Theorem. $\mathbb{P}\left(A \cup B \cup C\right) = \mathbb{P}\left(A\right) + \mathbb{P}\left(B\right) + \mathbb{P}\left(C\right) - \mathbb{P}\left(A \cap B\right) - \mathbb{P}\left(A \cap C\right) - \mathbb{P}\left(B \cap C\right) + \mathbb{P}\left(A \cap B \cap C\right)$
Proof.
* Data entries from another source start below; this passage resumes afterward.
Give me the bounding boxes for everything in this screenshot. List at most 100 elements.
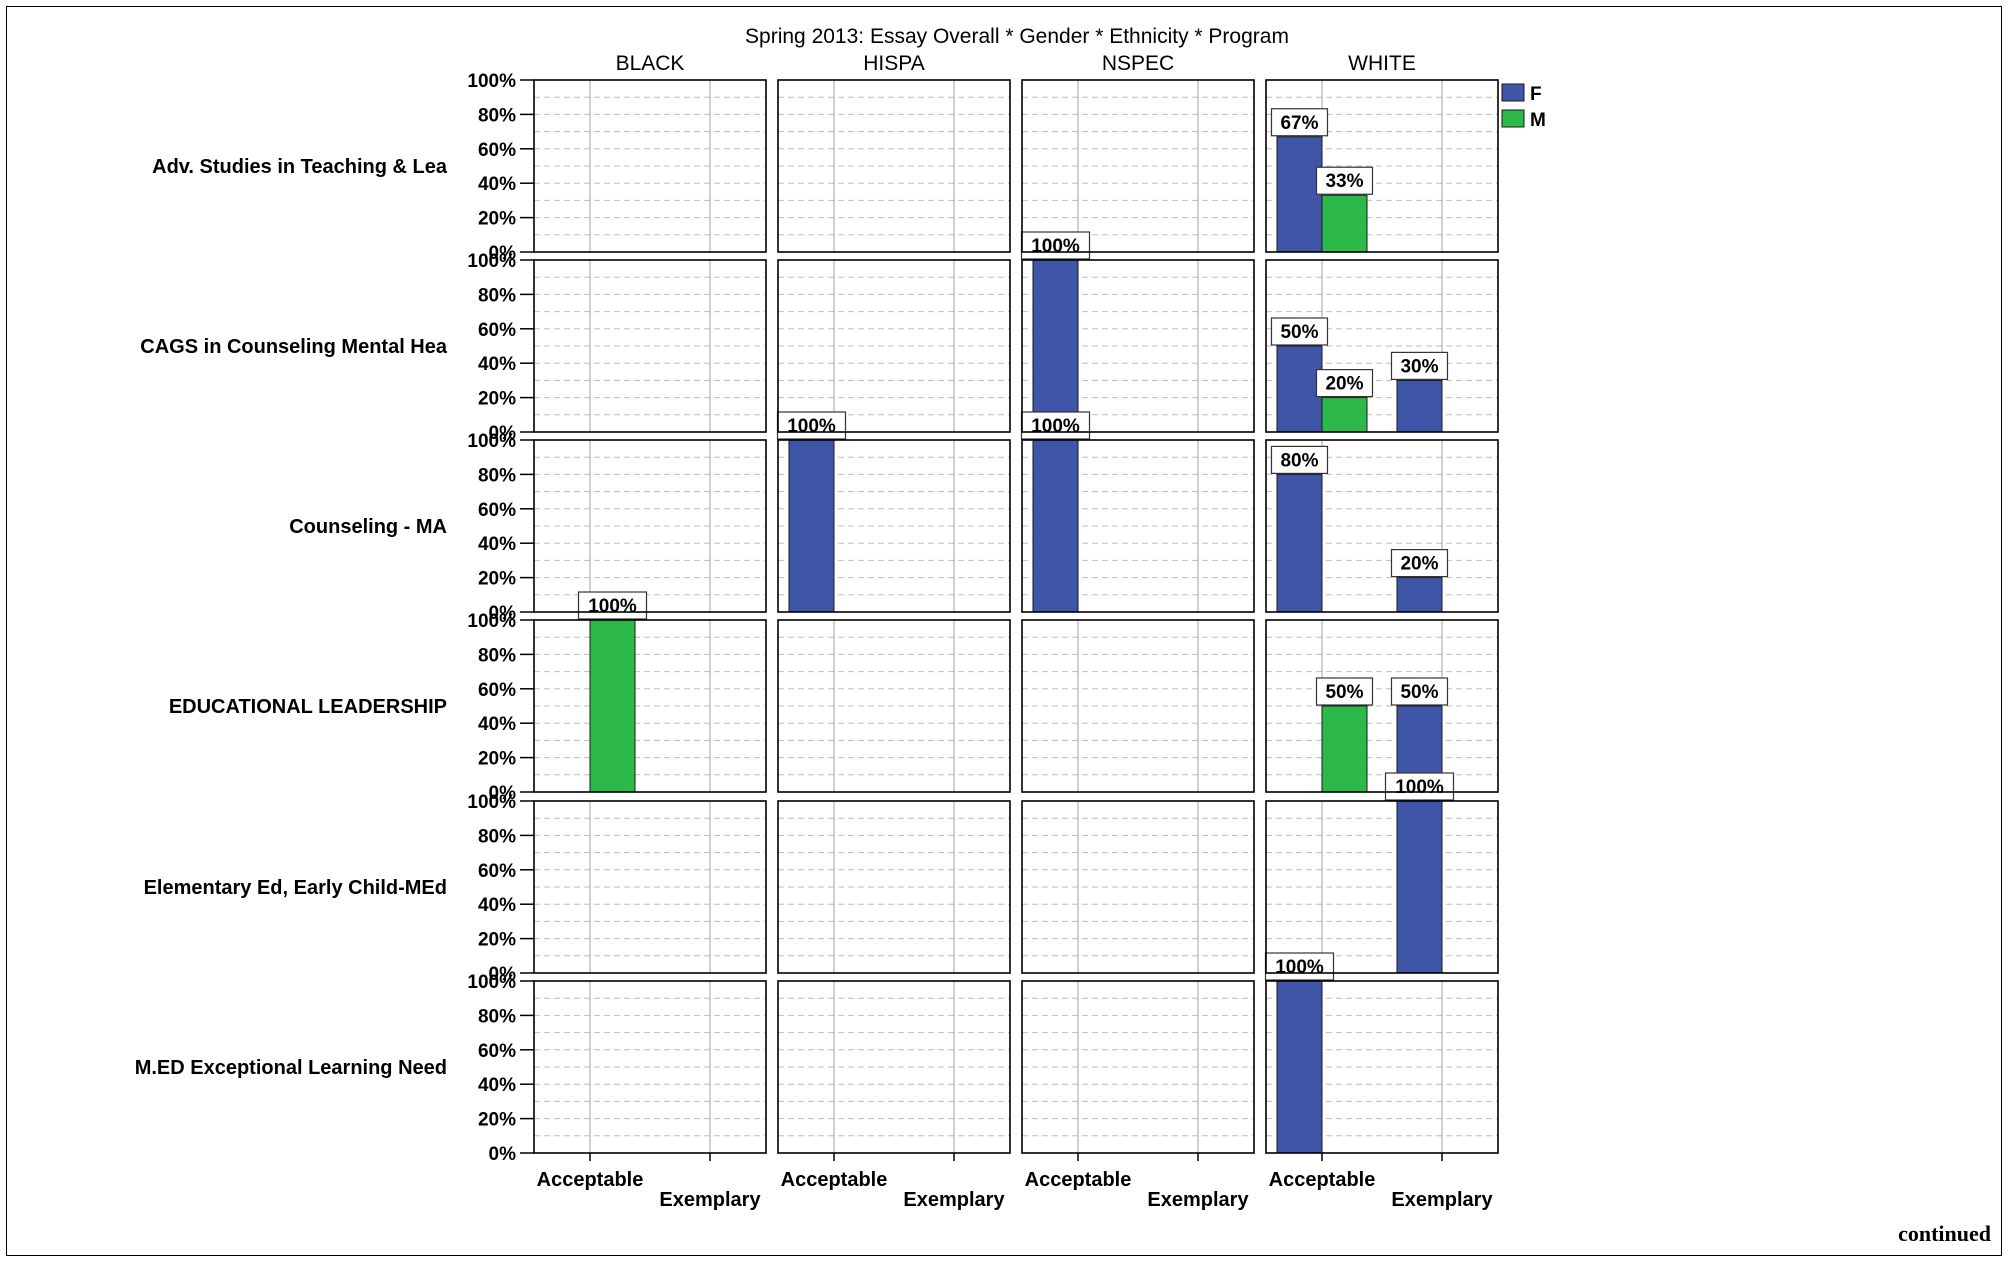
data-label-box xyxy=(1020,411,1091,440)
data-label: 20% xyxy=(1400,554,1438,575)
bar xyxy=(1321,194,1368,253)
bar xyxy=(1276,980,1323,1154)
row-label: M.ED Exceptional Learning Need xyxy=(135,1057,447,1079)
y-tick-label: 40% xyxy=(478,174,516,195)
panel-border xyxy=(1021,439,1255,613)
bar xyxy=(1396,800,1443,974)
data-label-box xyxy=(1270,317,1329,346)
data-label-box xyxy=(1315,369,1374,398)
data-label-box xyxy=(1270,108,1329,137)
panel-border xyxy=(1265,439,1499,613)
row-label: EDUCATIONAL LEADERSHIP xyxy=(169,696,447,718)
panel-border xyxy=(533,439,767,613)
y-tick-label: 0% xyxy=(489,243,517,264)
data-label: 100% xyxy=(1031,416,1080,437)
panel-grid xyxy=(534,80,1498,1153)
y-tick-label: 0% xyxy=(489,423,517,444)
bar xyxy=(1321,705,1368,793)
data-label: 67% xyxy=(1280,113,1318,134)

Since $A \cup B \cup C = \left(A \cup B\right) \cup C$, by the previous theorem, $$\begin{align} \mathbb{P}\left(A \cup B \cup C\right) &= \mathbb{P}((A \cup B)\cup C) \\ &= \overbrace{\mathbb{P}\left(A \cup B\right) + \mathbb{P}\left(C\right) - \mathbb{P}\left[\left(A \cup B\right) \cap C\right]}^{\text{applying the previous theorem to }\mathbb{P}((A \cup B)\cup C)} \\ &= \overbrace{\mathbb{P}\left(A\right) + \mathbb{P}\left(B\right) - \mathbb{P}\left(A \cap B\right)}^{\mathbb{P}\left(A \cup B\right) \text{ from the previous theorem}} + \mathbb{P}\left(C\right) - \mathbb{P}\left[\overbrace{\left(A \cap C\right) \cup \left(B \cap C\right)}^{(A \cup B)\cap C\text{ (distributive property of sets)}}\right] \\ &= \mathbb{P}\left(A\right) + \mathbb{P}\left(B\right) - \mathbb{P}\left(A \cap B\right) + \mathbb{P}\left(C\right) \\ &\qquad- \overbrace{\Big[\mathbb{P}\left(A \cap C\right) + \mathbb{P}\left(B \cap C\right) - \mathbb{P}\left[\left(A \cap C\right) \cap \left(B \cap C\right) \right]\Big]}^{\text{applying the previous theorem to }\mathbb{P}\left(\left(A \cap C\right) \cup \left(B \cap C\right)\right)}\text{,} \end{align}$$ and since $\left(A \cap C\right) \cap \left(B \cap C\right) = A \cap B \cap C$, the result is proven. $\square$
Since in this formula you add this part 3 times(in the first 3 terms) and subtract it also 3 times(in the next 3 terms), you have to add it again.